I am working with proteomics data using Limma. I am having trouble getting my design matrix to recognize the different levels of my factors. The factors of my metadata are set up as follows:
tissue <- factor(field.order$Tissue, levels = c("A", "G", "H"))
timepoint <- factor(field.order$Timepoint, levels = c("t1", "t2", "t3", "t4"))
group <- factor(field.order$Group, levels = c("Exposed", "Unexposed"))
year <- factor(field.order$Year, levels = c("2020", "2021"))
I have four factors, where tissue has 3 levels, timepoint has 4 levels, group has 2 levels, and year has 2 levels.
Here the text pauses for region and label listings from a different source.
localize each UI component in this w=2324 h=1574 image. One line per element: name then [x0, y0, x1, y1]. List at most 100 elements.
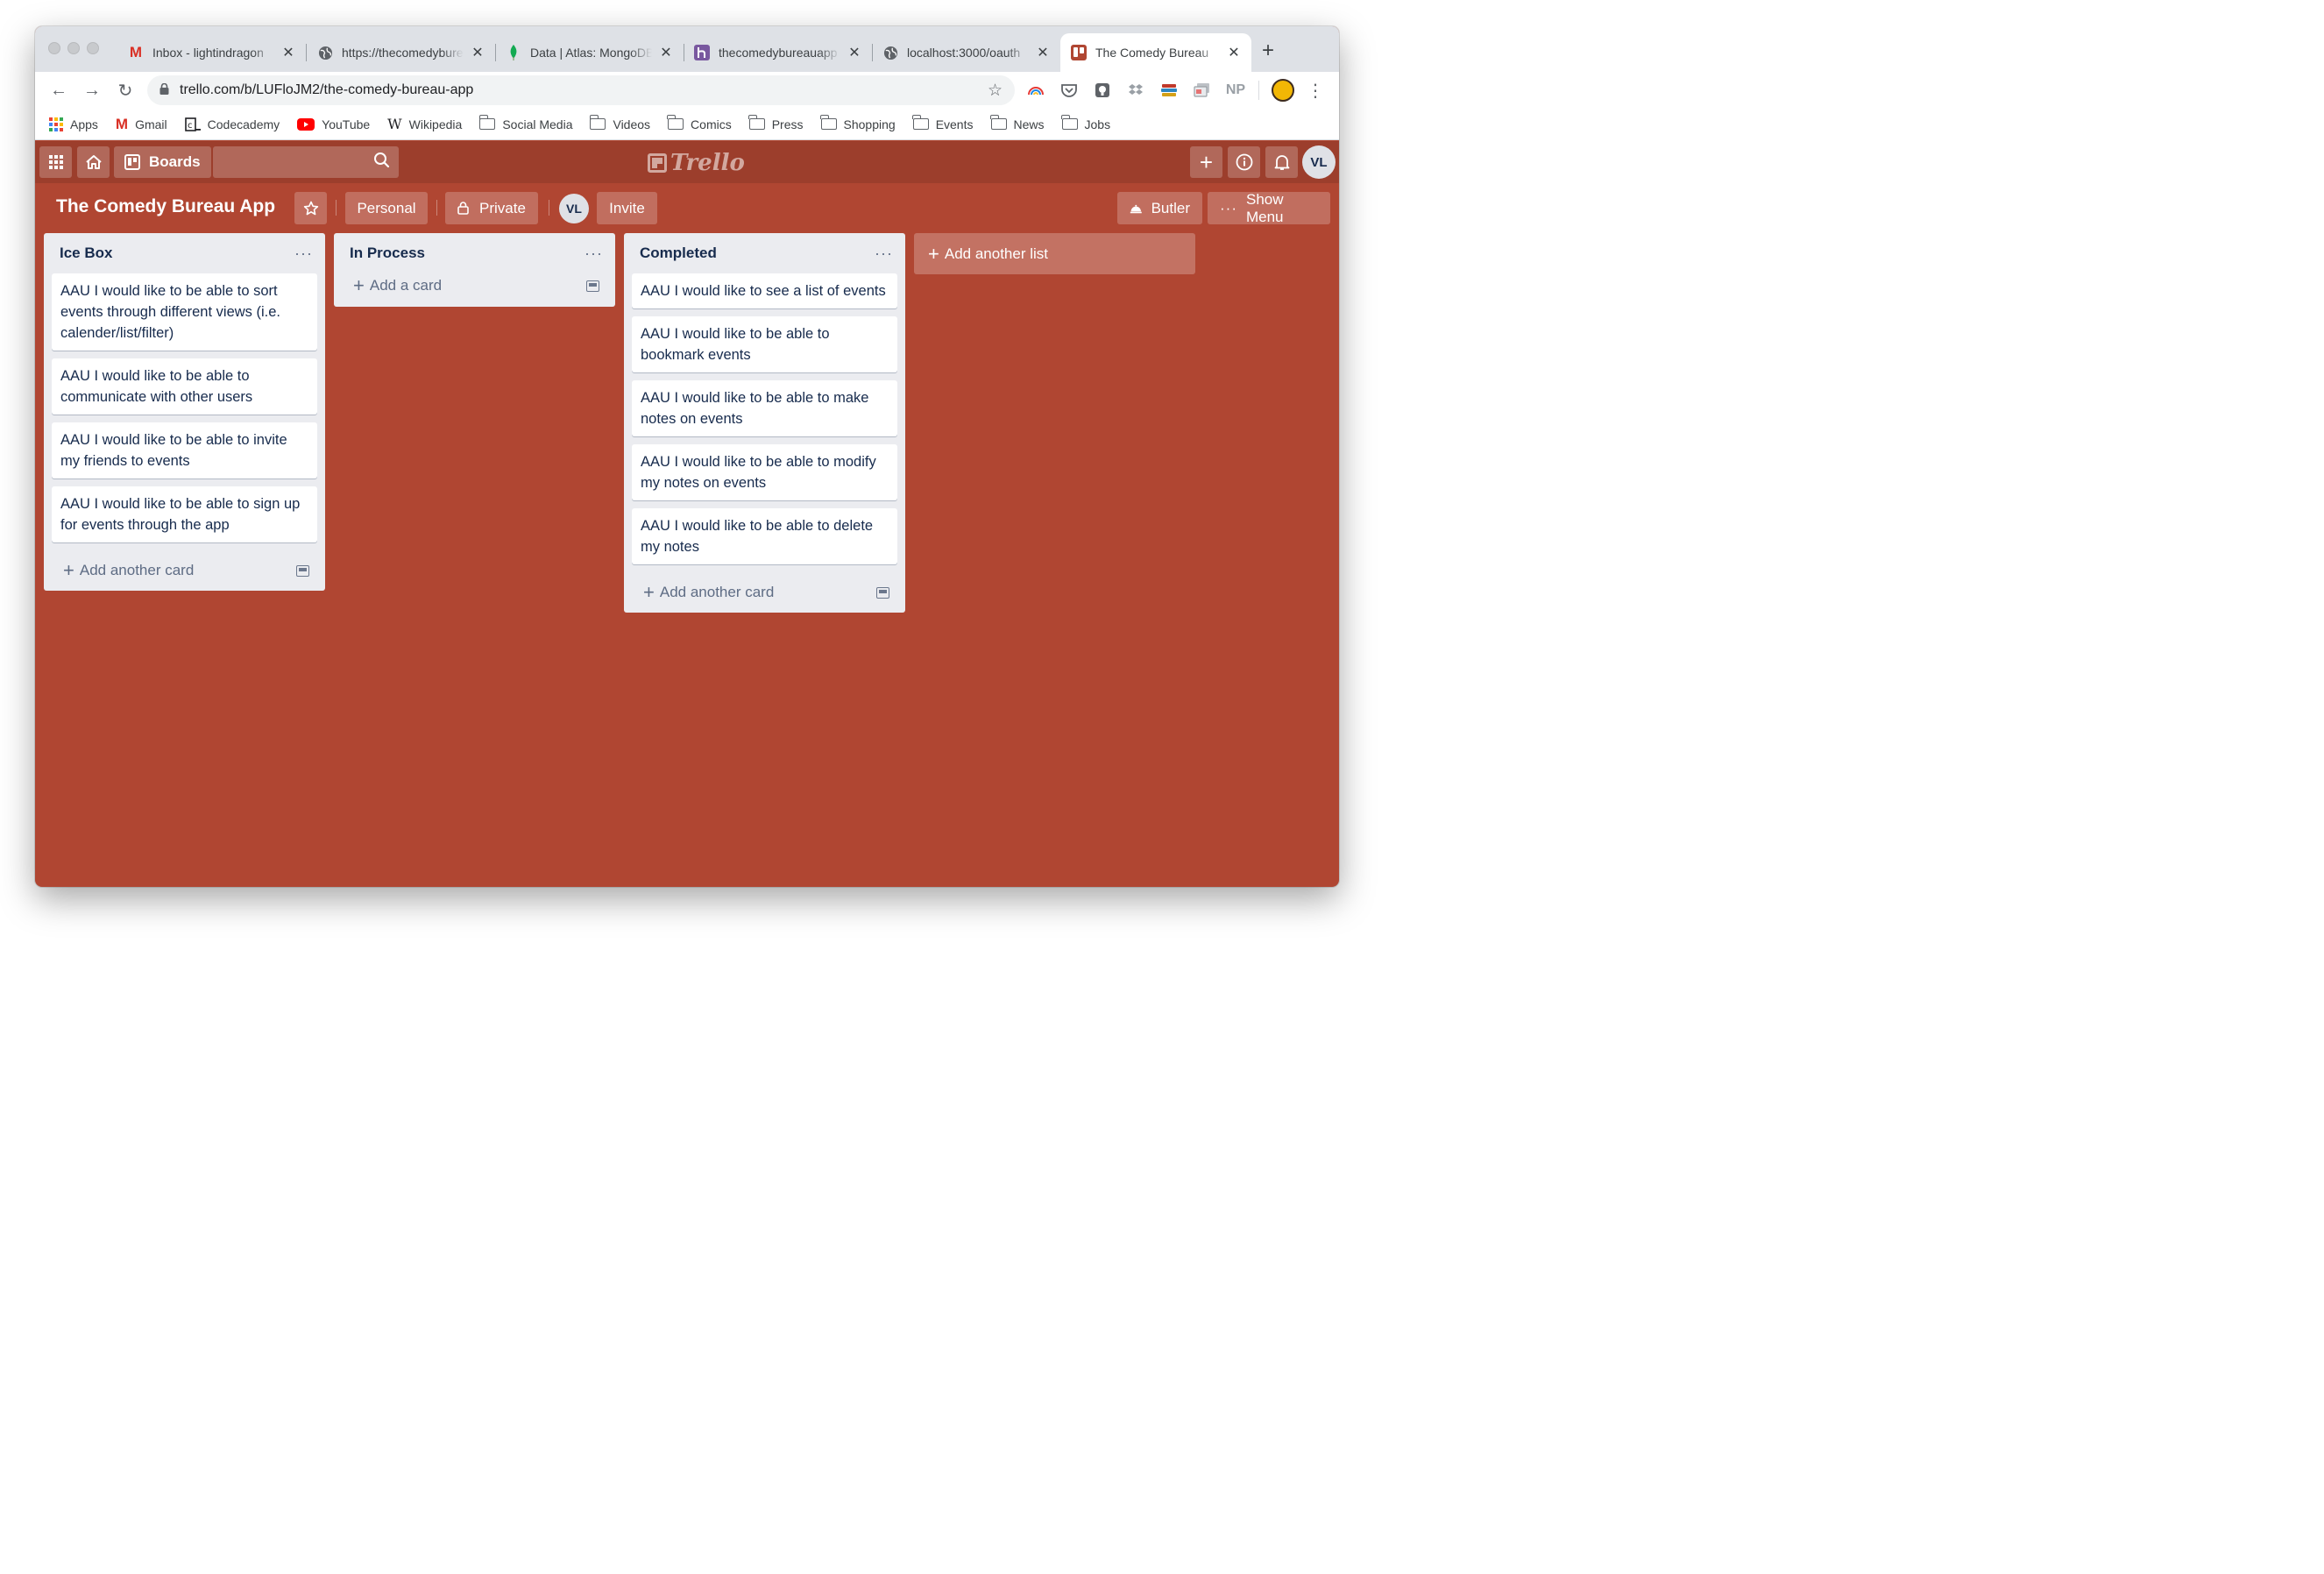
close-tab-icon[interactable]: ✕ — [847, 44, 861, 61]
bookmark-star-icon[interactable]: ☆ — [988, 81, 1003, 101]
list-title[interactable]: Ice Box — [60, 245, 112, 262]
team-visibility-button[interactable]: Personal — [345, 192, 428, 224]
gmail-icon: M — [129, 44, 143, 60]
bookmark-folder-social-media[interactable]: Social Media — [478, 115, 572, 131]
close-window-button[interactable] — [48, 42, 60, 54]
dropbox-icon[interactable] — [1125, 80, 1146, 101]
address-bar[interactable]: trello.com/b/LUFloJM2/the-comedy-bureau-… — [147, 75, 1015, 105]
list-menu-icon[interactable]: ··· — [585, 245, 603, 263]
folder-icon — [748, 115, 765, 130]
add-card-button[interactable]: + Add another card — [63, 561, 194, 580]
trello-logo[interactable]: Trello — [648, 150, 745, 176]
browser-tab-mongodb[interactable]: Data | Atlas: MongoDB ✕ — [495, 33, 684, 72]
list-footer: + Add another card — [624, 572, 905, 613]
url-text: trello.com/b/LUFloJM2/the-comedy-bureau-… — [180, 82, 474, 97]
more-vert-icon[interactable]: ⋮ — [1307, 80, 1324, 102]
card[interactable]: AAU I would like to be able to communica… — [52, 358, 317, 415]
card[interactable]: AAU I would like to be able to bookmark … — [632, 316, 897, 372]
bookmark-folder-comics[interactable]: Comics — [667, 115, 732, 131]
card[interactable]: AAU I would like to be able to modify my… — [632, 444, 897, 500]
list-title[interactable]: In Process — [350, 245, 425, 262]
add-list-button[interactable]: + Add another list — [914, 233, 1195, 274]
rainbow-extension-icon[interactable] — [1025, 80, 1046, 101]
books-extension-icon[interactable] — [1158, 80, 1180, 101]
plus-icon: + — [928, 242, 939, 265]
card-template-icon[interactable] — [296, 564, 309, 577]
notifications-button[interactable] — [1265, 146, 1298, 178]
browser-toolbar: ← → ↻ trello.com/b/LUFloJM2/the-comedy-b… — [35, 72, 1339, 109]
bookmark-folder-shopping[interactable]: Shopping — [819, 115, 896, 131]
np-extension-icon[interactable]: NP — [1225, 80, 1246, 101]
cast-icon[interactable] — [1192, 80, 1213, 101]
list-footer: + Add a card — [334, 268, 615, 303]
maximize-window-button[interactable] — [87, 42, 99, 54]
board-title[interactable]: The Comedy Bureau App — [56, 196, 275, 217]
bookmark-apps[interactable]: Apps — [49, 117, 98, 131]
bookmark-folder-news[interactable]: News — [989, 115, 1045, 131]
boards-button[interactable]: Boards — [114, 146, 211, 178]
list-completed: Completed ··· AAU I would like to see a … — [624, 233, 905, 613]
member-avatar[interactable]: VL — [1302, 145, 1336, 179]
card-template-icon[interactable] — [876, 586, 889, 599]
browser-tab-trello-active[interactable]: The Comedy Bureau ✕ — [1060, 33, 1251, 72]
browser-tab-comedybureau[interactable]: https://thecomedybureau ✕ — [307, 33, 496, 72]
search-input[interactable] — [213, 146, 399, 178]
add-card-button[interactable]: + Add another card — [643, 583, 774, 602]
card[interactable]: AAU I would like to see a list of events — [632, 273, 897, 308]
plus-icon: + — [1199, 149, 1214, 175]
privacy-button[interactable]: Private — [445, 192, 538, 224]
card[interactable]: AAU I would like to be able to sort even… — [52, 273, 317, 351]
show-menu-button[interactable]: ··· Show Menu — [1208, 191, 1330, 225]
bookmark-codecademy[interactable]: c Codecademy — [184, 117, 280, 131]
star-icon — [303, 201, 318, 215]
bookmark-folder-jobs[interactable]: Jobs — [1060, 115, 1110, 131]
list-in-process: In Process ··· + Add a card — [334, 233, 615, 307]
star-board-button[interactable] — [294, 192, 327, 224]
info-button[interactable] — [1228, 146, 1260, 178]
reload-icon[interactable]: ↻ — [109, 80, 142, 102]
trello-logo-icon — [648, 153, 667, 173]
card-template-icon[interactable] — [586, 280, 599, 292]
close-tab-icon[interactable]: ✕ — [1036, 44, 1050, 61]
browser-tab-localhost[interactable]: localhost:3000/oauth ✕ — [872, 33, 1060, 72]
card[interactable]: AAU I would like to be able to invite my… — [52, 422, 317, 479]
close-tab-icon[interactable]: ✕ — [471, 44, 485, 61]
close-tab-icon[interactable]: ✕ — [659, 44, 673, 61]
invite-button[interactable]: Invite — [597, 192, 657, 224]
app-switcher-button[interactable] — [39, 146, 72, 178]
board-member-avatar[interactable]: VL — [559, 194, 589, 223]
home-button[interactable] — [77, 146, 110, 178]
list-header: Completed ··· — [624, 233, 905, 273]
list-header: Ice Box ··· — [44, 233, 325, 273]
lock-icon — [457, 202, 469, 215]
bookmark-youtube[interactable]: YouTube — [297, 117, 370, 131]
card[interactable]: AAU I would like to be able to sign up f… — [52, 486, 317, 542]
bookmark-folder-events[interactable]: Events — [912, 115, 974, 131]
browser-tab-heroku[interactable]: thecomedybureauapp ✕ — [684, 33, 873, 72]
close-tab-icon[interactable]: ✕ — [281, 44, 295, 61]
list-title[interactable]: Completed — [640, 245, 717, 262]
apps-grid-icon — [49, 117, 63, 131]
pocket-icon[interactable] — [1059, 80, 1080, 101]
card[interactable]: AAU I would like to be able to make note… — [632, 380, 897, 436]
close-tab-icon[interactable]: ✕ — [1227, 44, 1241, 61]
new-tab-button[interactable]: + — [1262, 40, 1274, 61]
bookmark-folder-videos[interactable]: Videos — [589, 115, 650, 131]
create-button[interactable]: + — [1190, 146, 1222, 178]
browser-tab-gmail[interactable]: M Inbox - lightindragon ✕ — [117, 33, 307, 72]
butler-bell-icon — [1130, 204, 1142, 213]
bookmark-folder-press[interactable]: Press — [748, 115, 804, 131]
list-menu-icon[interactable]: ··· — [875, 245, 893, 263]
back-arrow-icon[interactable]: ← — [42, 81, 75, 101]
bookmark-gmail[interactable]: M Gmail — [116, 116, 167, 133]
butler-button[interactable]: Butler — [1117, 192, 1202, 224]
minimize-window-button[interactable] — [67, 42, 80, 54]
list-menu-icon[interactable]: ··· — [294, 245, 313, 263]
evernote-clipper-icon[interactable] — [1092, 80, 1113, 101]
bookmark-wikipedia[interactable]: W Wikipedia — [387, 116, 462, 132]
add-card-button[interactable]: + Add a card — [353, 276, 442, 295]
forward-arrow-icon[interactable]: → — [75, 81, 109, 101]
trello-icon — [1071, 45, 1087, 60]
card[interactable]: AAU I would like to be able to delete my… — [632, 508, 897, 564]
profile-avatar[interactable] — [1272, 79, 1294, 102]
My design matrix is as follows:
desMat <- model.matrix(~ 0 + factor(Tissue, levels = c("A", "G", "H")) + factor(Timepoint, levels = c("t1", "t2", "t3", "t4")) + factor(Group, levels = c("Unexposed", "Exposed")) + factor(Year, levels = c("2020", "2021")) + Injection.order, field.order)
I have tried multiple approaches to have R recognize each level, such as moving the factors around in the design matrix and moving the levels around. No matter what I do nothing changes. R wants to set the first level as what seems to be the "reference" and only lists all the levels of the first factor mentioned in the design matrix.
Therefore, not all levels are found in my design matrix and I am unable to make the proper contrasts.
Does anyone have an idea on how to fix this issue?